Dr. Seibel: So, basically, you’re mining the stool, the poop, for nuggets of DNA.
Dr. Rudert: Exactly.
Dr. Seibel: The test is not the same as looking at a polyp directly and saying “Wow! I see something.” How successful is the DNA testing?
Dr. Rudert: It will pick up 92% of all colon cancers. The FDA approved it in 2015, and when it was FDA- approved, Medicare approved it.
The test is called Cologuard, and it is a prescription stool test that must be ordered by a physician. It’s for folks with average risk that would be considering not having screening colonoscopy. Any physician can order it, and it’s actually sent via UPS to your home, and you collect the stool specimen at home and call UPS to come and get it and your doctor will have the results within about two weeks.
Dr. Seibel: It’s called Cologuard and it is 92% accurate. That’s not 100% compared to the direct inspection but still it’s very high and it gives people an option to discuss with their doctors if they don’t want to do have a screening colonoscopy.
Dr. Rudert: It also combines a stool blood test, so it has both tests together.
Dr. Seibel: So, it’s looking for blood in the stool as an indirect sign of cancer and DNA from shed cancer cells as a more direct sign of cancer. Of course you can have blood in your stool for instance because you have a fissure or a crack in the tissues around your rectum or from a hemorrhoid or from ulcerative colitis or many other kinds of diseases. Blood is just a warning sign; it’s not a guarantee of cancer.
Dr. Rudert: Exactly. It’s a warning sign when you have blood, that’s why just the regular stool testing for blood is not very sensitive.

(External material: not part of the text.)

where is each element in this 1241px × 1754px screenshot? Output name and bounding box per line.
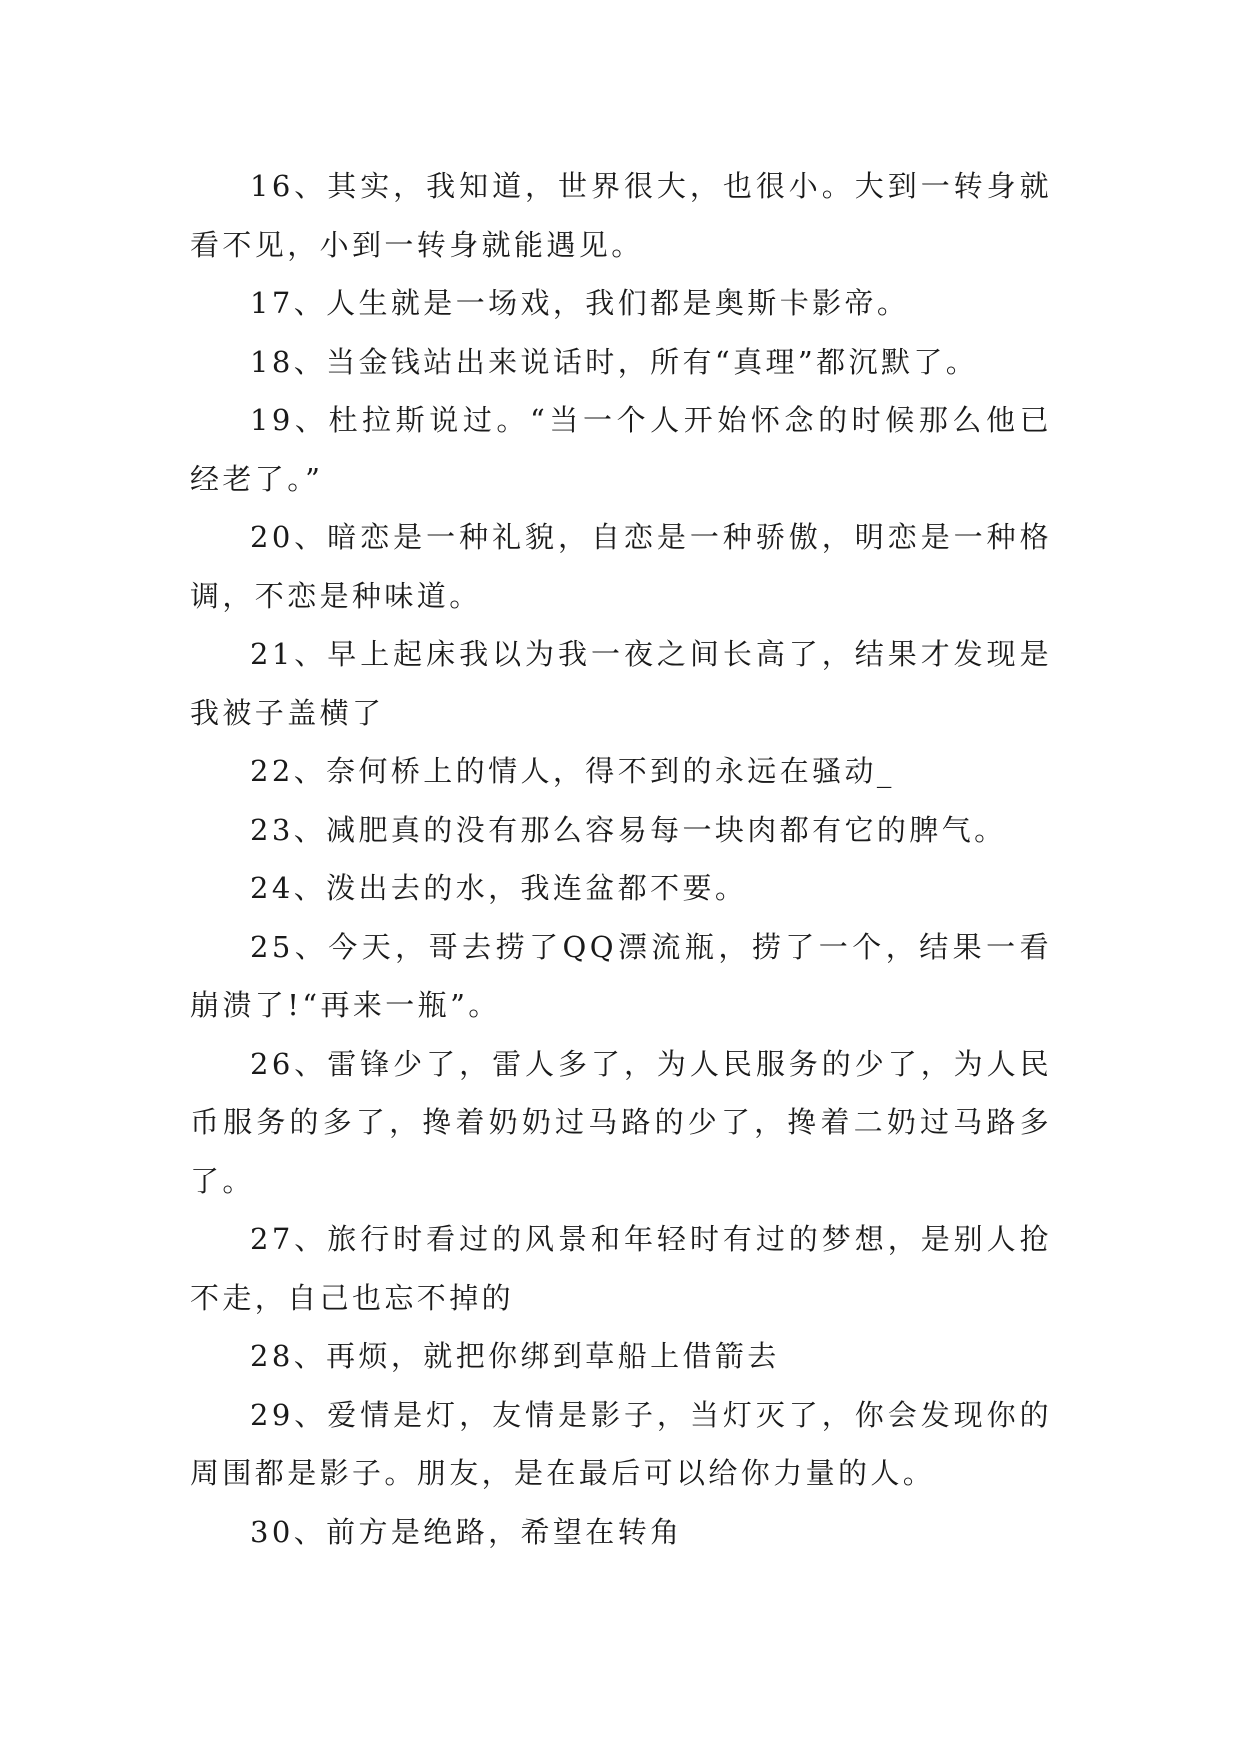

Dr. Seibel: So, when you go in every year and you get your annual exam, your doctor may put a finger into the bottom side and get a little bit of stool and check it for blood, but those tests are much less accurate.
Dr. Rudert: Much less accurate because as you say it could be positive from a hemorrhoid or a fissure, or a variety of other reasons, and I think that’s why a lot of people are scared when they have a positive blood test; they think cancer. But it’s less likely to be cancer than some other problem she could potentially have.
Dr. Seibel: Are there other tests or anything else that you feel that people would benefit from knowing?
Dr. Rudert: There’s no other “at home test” on the market or even soon to be on the market, and this “at home test” is available everywhere from the Mayo Clinic to your local physician’s office. There is other testing, such as a flexible sigmoid exam. It isn’t very accurate because it can only see the very bottom part of the colon; it doesn’t look at the whole thing.
Dr. Seibel: The colon or large intestine is about 6 feet long. The small intestine, which comes before it, is about 20 feet long or more. And how much of the large intestine does the flexible sigmoid exam see?
Dr. Rudert: About a foot or so, and then you would be falsely reassured if that was normal, but you’re only looking at a small percentage of the entire colon.
Dr. Seibel: Well, I want to thank you very much for, let’s say, shedding light on this subject.